Au rang de ces motifs, un rapport de l'ONU (FAO) qui met en lumière le fait que de très nombreuses races locales anciennes d'animaux de ferme risquent de disparaître dans les 20 ans, si rien n'est fait par les Etats, notamment en soutenant les éleveurs amateurs qui les sauvegardent.
Il est donc demandé que les dommages causés à ceux qui sauvegardent les races rares soient dénombrés.

A ces mots, Michel Métais, le directeur de la Ligue de protection des oiseaux, déclare devant témoins : " Si ces " gros cons " ne sont pas capables d'assurer la protection de leurs animaux, ils doivent en prendre le risque, on ne doit pas tuer un prédateur parce qu'il a mangé quelques poules. …Les responsables, ce sont les propriétaires de ces poules, ils n'ont qu'à les enfermer ou en accepter les conséquences ".

Tout d'abord, il est inadmissible que le directeur d'une association de protection des animaux, pourtant reconnue d'utilité publique, se permette impunément d'insulter des centaines de milliers de personnes, les aviculteurs amateurs, qui, pourtant, sauvegardent bénévolement les races locales anciennes menacées, parties intégrantes de la biodiversité.
Patrice Bougrain-Dubourg, grand éleveur de poule Marans et ancien juge avicole, père d'Allain, doit être consterné par les agissements du représentant de l'association de son fils.
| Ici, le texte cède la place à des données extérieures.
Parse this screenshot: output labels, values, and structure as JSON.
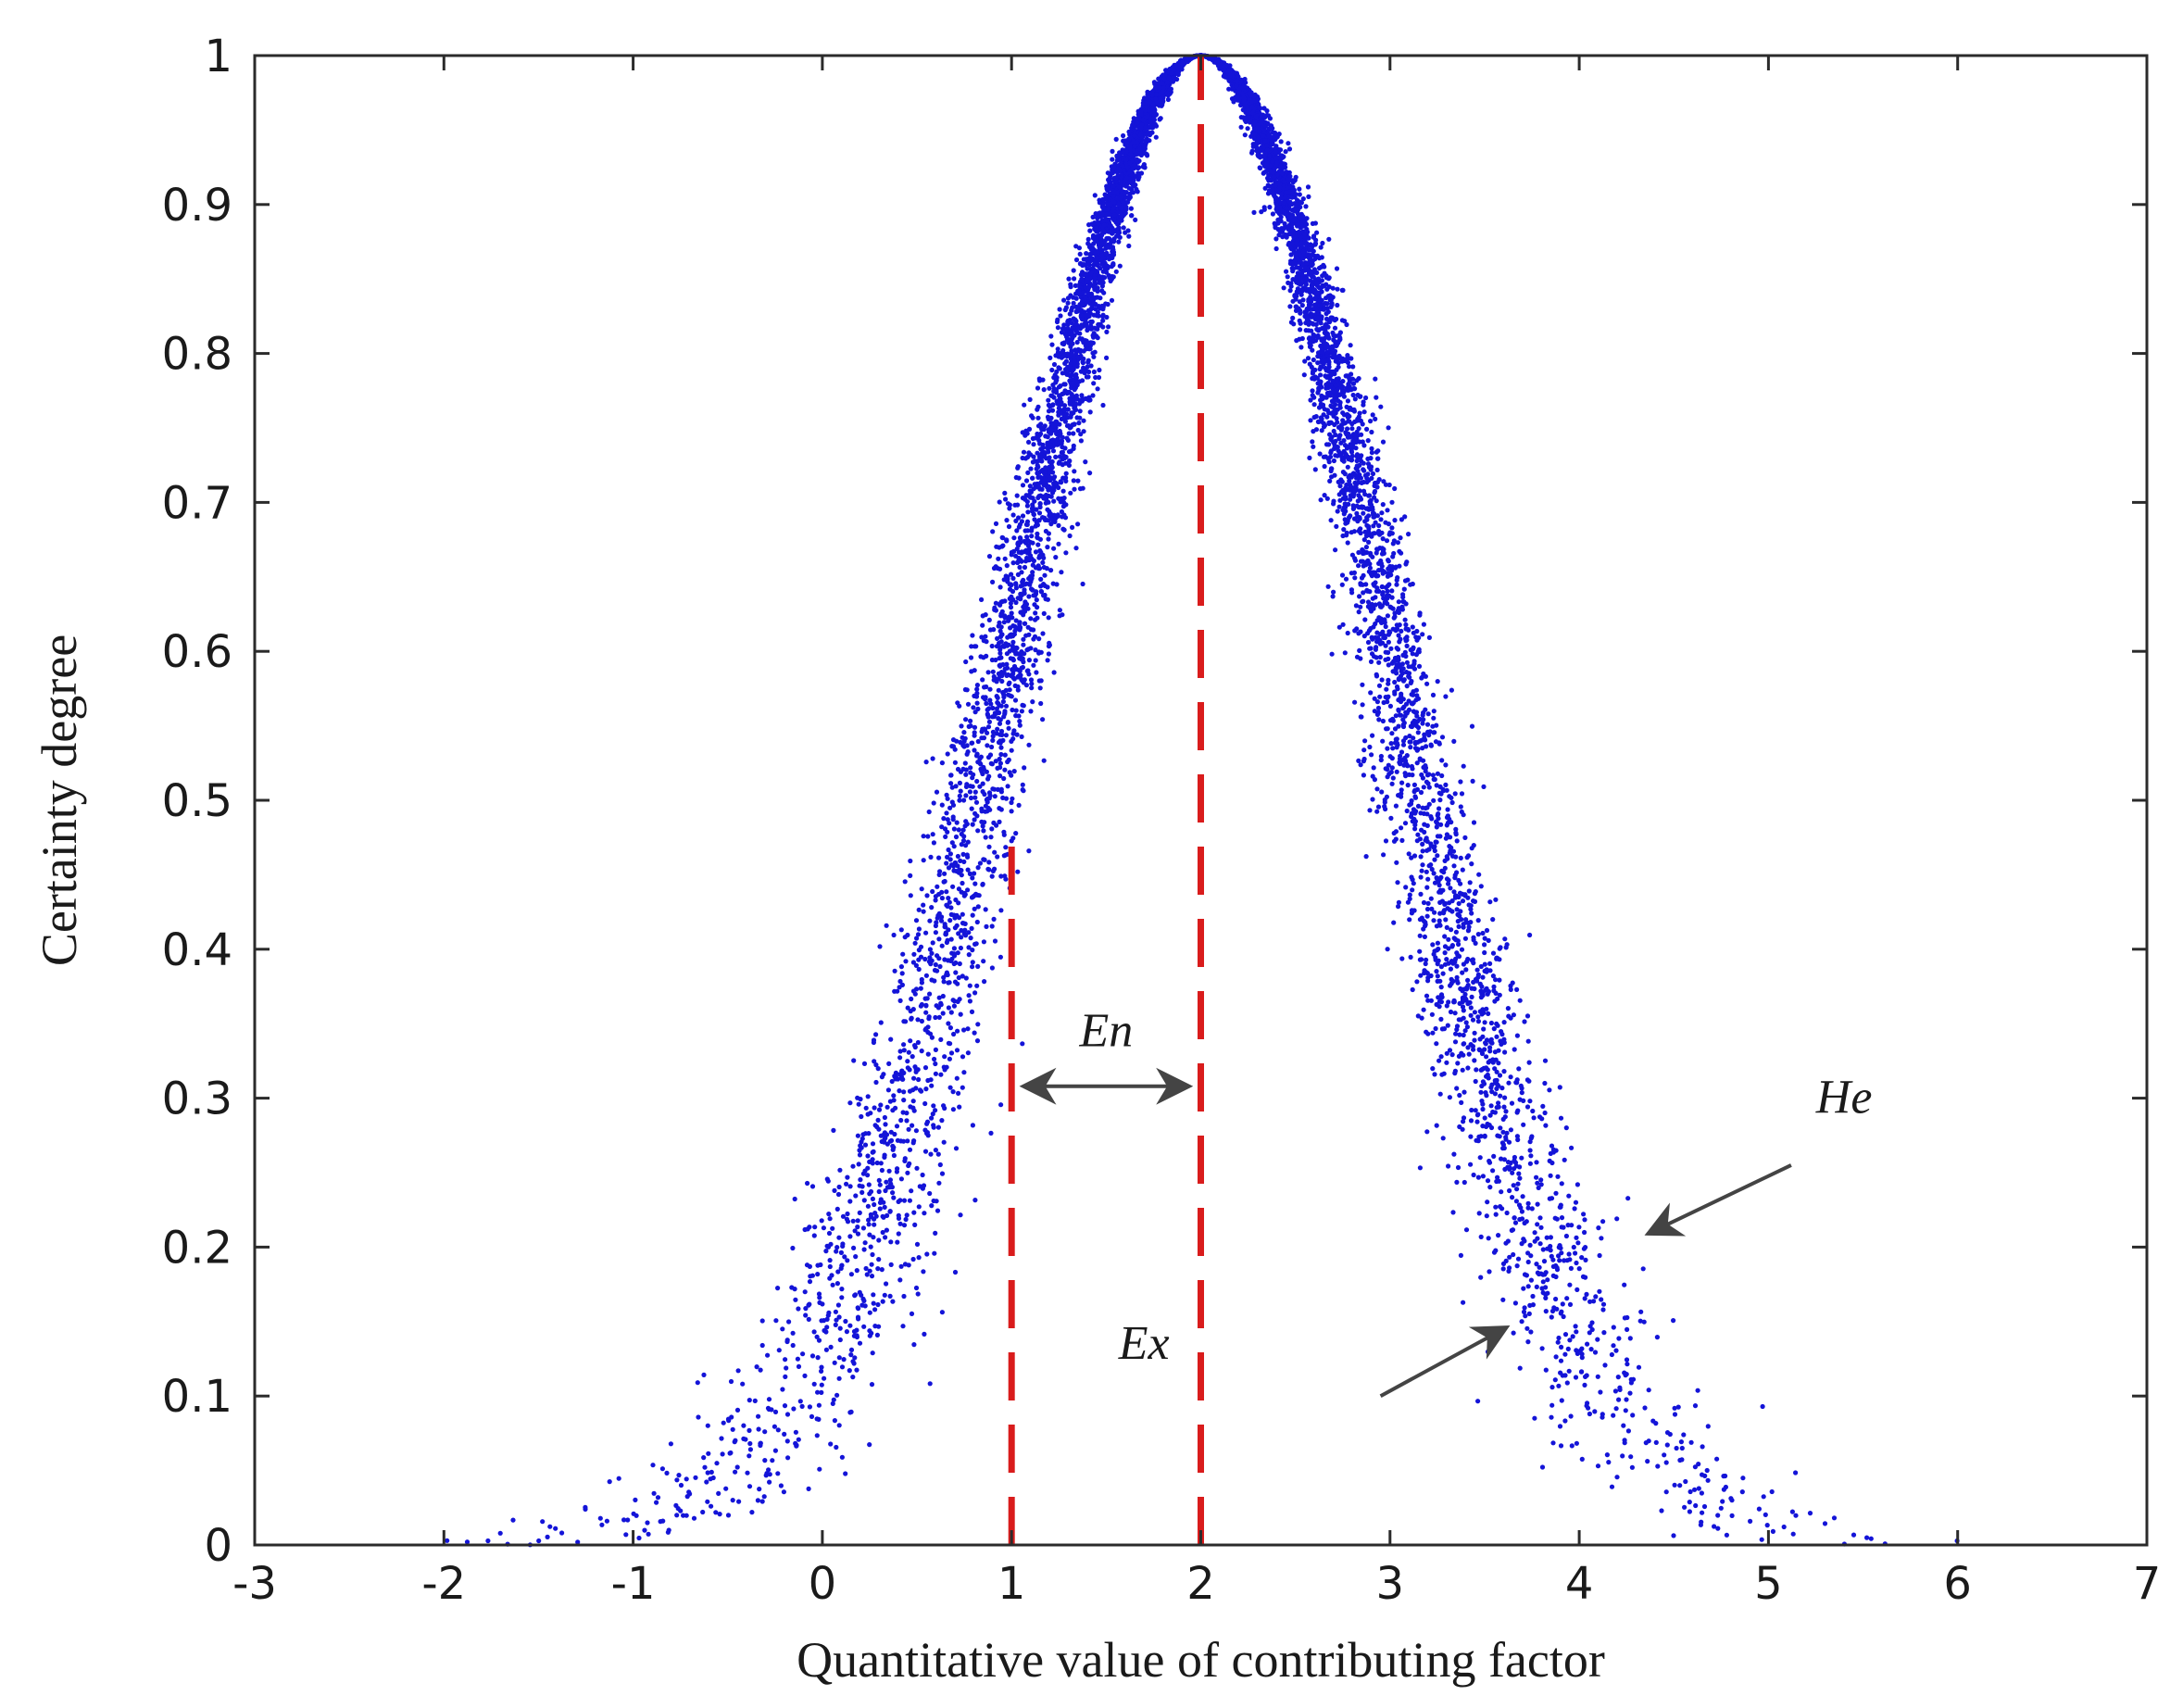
{
  "chart_data": {
    "type": "scatter",
    "xlabel": "Quantitative value of contributing factor",
    "ylabel": "Certainty degree",
    "xlim": [
      -3,
      7
    ],
    "ylim": [
      0,
      1
    ],
    "x_ticks": [
      -3,
      -2,
      -1,
      0,
      1,
      2,
      3,
      4,
      5,
      6,
      7
    ],
    "y_ticks": [
      0,
      0.1,
      0.2,
      0.3,
      0.4,
      0.5,
      0.6,
      0.7,
      0.8,
      0.9,
      1
    ],
    "x_tick_labels": [
      "-3",
      "-2",
      "-1",
      "0",
      "1",
      "2",
      "3",
      "4",
      "5",
      "6",
      "7"
    ],
    "y_tick_labels": [
      "0",
      "0.1",
      "0.2",
      "0.3",
      "0.4",
      "0.5",
      "0.6",
      "0.7",
      "0.8",
      "0.9",
      "1"
    ],
    "grid": false,
    "colors": {
      "points": "#1414d8",
      "guides": "#d91c1c",
      "arrows": "#444444"
    },
    "cloud_model": {
      "Ex": 2,
      "En": 1,
      "He": 0.1,
      "drops": 9000
    },
    "guide_lines": [
      {
        "x": 1,
        "y_from": 0,
        "y_to": 0.48
      },
      {
        "x": 2,
        "y_from": 0,
        "y_to": 1
      }
    ],
    "annotations": [
      {
        "text": "En",
        "x": 1.5,
        "y": 0.335
      },
      {
        "text": "Ex",
        "x": 1.7,
        "y": 0.125
      },
      {
        "text": "He",
        "x": 5.4,
        "y": 0.29
      }
    ],
    "arrows": [
      {
        "name": "en-arrow",
        "from": [
          1.08,
          0.308
        ],
        "to": [
          1.92,
          0.308
        ],
        "double": true
      },
      {
        "name": "he-outer-arrow",
        "from": [
          5.12,
          0.255
        ],
        "to": [
          4.38,
          0.21
        ],
        "double": false
      },
      {
        "name": "he-inner-arrow",
        "from": [
          2.95,
          0.1
        ],
        "to": [
          3.6,
          0.145
        ],
        "double": false
      }
    ]
  }
}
Ensuite, cela traduit une inquiétante méconnaissance de la nature. Quiconque a élevé des volailles en parcours extérieur, sait que du fait de leur agilité, les prédateurs arrivent toujours à passer un grillage aussi haut soit-il. Seule la régulation assure la prévention du massacre d'un grand nombre d'animaux domestiques.
Si on écoute Monsieur Métais, la seule solution pour protéger ses volailles est de les enfermer ; comme dans les élevages en batterie.
Pour un animal qui n'a jamais connu l'enfermement, je doute que vivre en claustration lui assure un réel bien-être.
C'est plutôt lamentable de la part du directeur d'une association, dont le président, dans ses écrits, dit agir pour le bien-être des animaux.
C'est même une totale perte de crédibilité et je demande au président de la LPO d'en tirer les conséquences.

Enfin, et c'est sans doute cela le plus grave, cette attitude agressive et insultante, tend à se répandre de plus en plus dans les rangs de bon nombre de ceux qui se sont autoproclamés " protecteurs des animaux ". On assiste à une inquiétante radicalisation. Il suffit de se rendre sur Internet pour constater une multitude d'insultes, notamment à l'encontre des particuliers qui ont pour hobby l'élevage amateur dit " élevage familial de loisirs ". Il y a pourtant près de 4 millions d'éleveurs amateurs en France ce qui fait un nombre non négligeable de votants insultés.
On retrouve d'ailleurs très souvent sur ces mêmes sites des appels au végétarisme " seule attitude morale acceptable " et une condamnation du processus de domestication.

La Société Centrale d'Aviculture de France, que je dirige, reconnue d'utilité publique, n'a pas été invitée aux Rencontres Animal et Société, qui avait pourtant promis de mettre autour de la table toutes les parties. Quelle est la crédibilité d'une commission " animal et société " qui exclut toutes les associations d'éleveurs amateurs alors qu'elle donne la parole à un grand nombre d'association de " protection des animaux " ? Il s'agit d'une discrimination.

Il semble malheureusement qu'en France, pour être entendu, il faille être dirigé par une vedette des médias ou du showbiz. Les autres ont la désagréable impression de n'être que des citoyens de seconde zone. Le problème est que les citoyens de secondes zones sont les plus nombreux… Le réveil risque d'être bientôt douloureux.

Plutôt que de discriminer et de toujours donner la préférence au plus radical, il eût été plus populaire et intelligent de mettre en œuvre une écologie humaniste, c'est à dire une écologie qui associe les particuliers éleveurs amateurs à des programmes de sauvegarde des races anciennes et espèces menacées.
Malheureusement, on risque d'attendre sa naissance très longtemps.